Maybe I'll always live in a crummy apartment and have Ramen for Thanksgiving but I completely disagree with this. How I choose to spend the next 3 years of my life is hardly just a number crunch. How I spend time doesn't just have a numeric value attached to it. I respect the author's analysis and to each his own. But, for me it's much more about learning, growing and building than a straight math problem. If at the end I don't die with the most toys I'm really OK with that.


Well, if you're so inclined you could use part of the 500k to bootstrap another projcet and continue your happy startup existence only with less Ramen. (Unless you just really like Ramen, of course).
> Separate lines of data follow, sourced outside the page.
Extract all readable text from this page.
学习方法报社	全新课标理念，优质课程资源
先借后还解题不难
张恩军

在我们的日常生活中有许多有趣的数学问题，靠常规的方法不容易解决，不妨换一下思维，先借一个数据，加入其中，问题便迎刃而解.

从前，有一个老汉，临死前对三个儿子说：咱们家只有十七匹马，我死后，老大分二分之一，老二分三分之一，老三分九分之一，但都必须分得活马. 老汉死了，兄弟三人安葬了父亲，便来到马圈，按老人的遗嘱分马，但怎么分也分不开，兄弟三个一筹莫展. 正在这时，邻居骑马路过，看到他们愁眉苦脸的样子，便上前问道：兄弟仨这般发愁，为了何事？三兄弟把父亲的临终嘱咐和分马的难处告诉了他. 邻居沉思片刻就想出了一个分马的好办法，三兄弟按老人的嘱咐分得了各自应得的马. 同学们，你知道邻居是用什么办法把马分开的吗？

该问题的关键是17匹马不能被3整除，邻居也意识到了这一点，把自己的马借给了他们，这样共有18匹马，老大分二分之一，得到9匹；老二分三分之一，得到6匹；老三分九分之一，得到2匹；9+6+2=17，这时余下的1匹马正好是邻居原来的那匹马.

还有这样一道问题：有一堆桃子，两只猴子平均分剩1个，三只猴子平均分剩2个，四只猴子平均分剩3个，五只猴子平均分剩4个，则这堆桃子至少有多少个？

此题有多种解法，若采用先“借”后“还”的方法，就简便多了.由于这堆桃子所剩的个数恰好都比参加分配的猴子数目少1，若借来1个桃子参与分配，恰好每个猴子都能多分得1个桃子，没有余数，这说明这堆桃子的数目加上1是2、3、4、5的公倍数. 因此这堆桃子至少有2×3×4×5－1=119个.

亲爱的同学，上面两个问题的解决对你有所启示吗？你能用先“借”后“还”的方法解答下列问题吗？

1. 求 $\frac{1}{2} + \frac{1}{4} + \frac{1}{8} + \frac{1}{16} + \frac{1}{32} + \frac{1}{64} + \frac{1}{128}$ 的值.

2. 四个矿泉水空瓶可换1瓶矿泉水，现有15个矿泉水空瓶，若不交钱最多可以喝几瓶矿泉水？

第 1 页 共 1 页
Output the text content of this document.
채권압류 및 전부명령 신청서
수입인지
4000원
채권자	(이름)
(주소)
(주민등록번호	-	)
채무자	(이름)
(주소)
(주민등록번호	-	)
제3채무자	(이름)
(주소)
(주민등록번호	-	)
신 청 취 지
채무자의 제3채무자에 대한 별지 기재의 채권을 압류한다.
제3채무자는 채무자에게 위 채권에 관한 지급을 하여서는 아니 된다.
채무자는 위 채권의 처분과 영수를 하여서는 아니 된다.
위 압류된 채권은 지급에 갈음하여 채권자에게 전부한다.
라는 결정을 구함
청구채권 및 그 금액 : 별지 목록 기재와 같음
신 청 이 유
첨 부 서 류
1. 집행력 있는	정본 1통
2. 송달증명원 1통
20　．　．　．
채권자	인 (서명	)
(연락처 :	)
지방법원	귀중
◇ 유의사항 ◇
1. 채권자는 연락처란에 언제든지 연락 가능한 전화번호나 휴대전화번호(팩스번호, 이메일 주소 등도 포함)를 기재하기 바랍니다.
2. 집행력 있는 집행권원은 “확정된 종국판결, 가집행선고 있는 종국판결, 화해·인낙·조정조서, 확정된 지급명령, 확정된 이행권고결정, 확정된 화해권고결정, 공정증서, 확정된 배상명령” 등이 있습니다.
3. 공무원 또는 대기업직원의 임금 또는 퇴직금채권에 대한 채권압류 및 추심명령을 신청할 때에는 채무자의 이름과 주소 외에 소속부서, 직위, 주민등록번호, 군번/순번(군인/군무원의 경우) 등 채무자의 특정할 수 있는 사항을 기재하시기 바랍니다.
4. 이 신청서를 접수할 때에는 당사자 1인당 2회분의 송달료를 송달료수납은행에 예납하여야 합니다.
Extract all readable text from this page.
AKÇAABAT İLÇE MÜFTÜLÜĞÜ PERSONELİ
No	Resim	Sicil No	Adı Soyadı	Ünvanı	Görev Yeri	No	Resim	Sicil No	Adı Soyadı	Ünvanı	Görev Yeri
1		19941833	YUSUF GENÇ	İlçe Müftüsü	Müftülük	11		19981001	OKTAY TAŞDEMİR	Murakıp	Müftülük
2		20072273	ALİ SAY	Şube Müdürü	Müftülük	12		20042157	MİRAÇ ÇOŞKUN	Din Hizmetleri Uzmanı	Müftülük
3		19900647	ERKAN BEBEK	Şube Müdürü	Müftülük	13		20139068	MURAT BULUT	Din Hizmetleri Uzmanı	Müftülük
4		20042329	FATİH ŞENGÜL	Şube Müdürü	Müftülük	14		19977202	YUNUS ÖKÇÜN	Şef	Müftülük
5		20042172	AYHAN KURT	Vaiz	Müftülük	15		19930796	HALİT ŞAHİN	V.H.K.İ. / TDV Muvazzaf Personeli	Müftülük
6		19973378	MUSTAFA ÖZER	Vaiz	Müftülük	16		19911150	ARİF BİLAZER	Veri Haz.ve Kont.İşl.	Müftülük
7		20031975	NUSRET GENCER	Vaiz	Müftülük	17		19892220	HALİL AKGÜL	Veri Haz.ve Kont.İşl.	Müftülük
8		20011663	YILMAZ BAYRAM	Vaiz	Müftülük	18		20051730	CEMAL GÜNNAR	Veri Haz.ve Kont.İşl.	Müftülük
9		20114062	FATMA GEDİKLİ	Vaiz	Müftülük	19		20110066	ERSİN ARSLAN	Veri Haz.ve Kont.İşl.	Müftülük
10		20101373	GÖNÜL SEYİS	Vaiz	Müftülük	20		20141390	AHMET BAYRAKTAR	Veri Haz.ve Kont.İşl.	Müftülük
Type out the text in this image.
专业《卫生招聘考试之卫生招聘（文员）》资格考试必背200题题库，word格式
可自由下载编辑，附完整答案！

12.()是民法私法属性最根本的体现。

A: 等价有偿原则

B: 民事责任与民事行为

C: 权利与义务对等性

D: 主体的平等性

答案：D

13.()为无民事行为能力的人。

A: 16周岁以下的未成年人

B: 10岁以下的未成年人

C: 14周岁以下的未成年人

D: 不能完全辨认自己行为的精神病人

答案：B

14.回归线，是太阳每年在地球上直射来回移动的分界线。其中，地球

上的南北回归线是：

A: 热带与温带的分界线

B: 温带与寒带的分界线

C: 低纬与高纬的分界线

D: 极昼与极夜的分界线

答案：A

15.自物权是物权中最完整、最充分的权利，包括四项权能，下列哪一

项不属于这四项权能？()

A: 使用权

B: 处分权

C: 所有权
This is true, but a live one in the hand may be worth more than $500K in the bank. It all depends on your own estimation of the probability of eventual success, and your ability to accurately make that estimation in the first place.


Exactly - at least for me. Emotion has to enter into it because it's about whether you're ready to move on when the money makes it a fairly close decision like this.


Surely you want to maximize the learning, growing and building, and as such using math would only help.


Making money is not antithetical to learning, building, and growing. In fact, I'd argue that the more you do of the latter, the more you earn of the former.


Ok, so here's a question I've had for a while. I was wondering if I should do a Ask HN for it, but I'll ask it here for now.

What do you do when offered money for a slightly profitable service that has a small but loyal customer base ? This is in the event that your service will be shut down after acquisition. The math points to taking the deal but it doesn't seem a very nice thing (to me at least) to pull the rug on your customers.

Has anyone had to face decisions of this sort or known someone who has had to ? How did you/they go about it ?


It is a personal question: which is more important to you? Keeping the loyal customers happy or the thrill or the exit, the money, etc.

The important thing to remember is that there is no right answer. This is real life, you aren't required nor expected to be altruistic, but you can be if you'd like.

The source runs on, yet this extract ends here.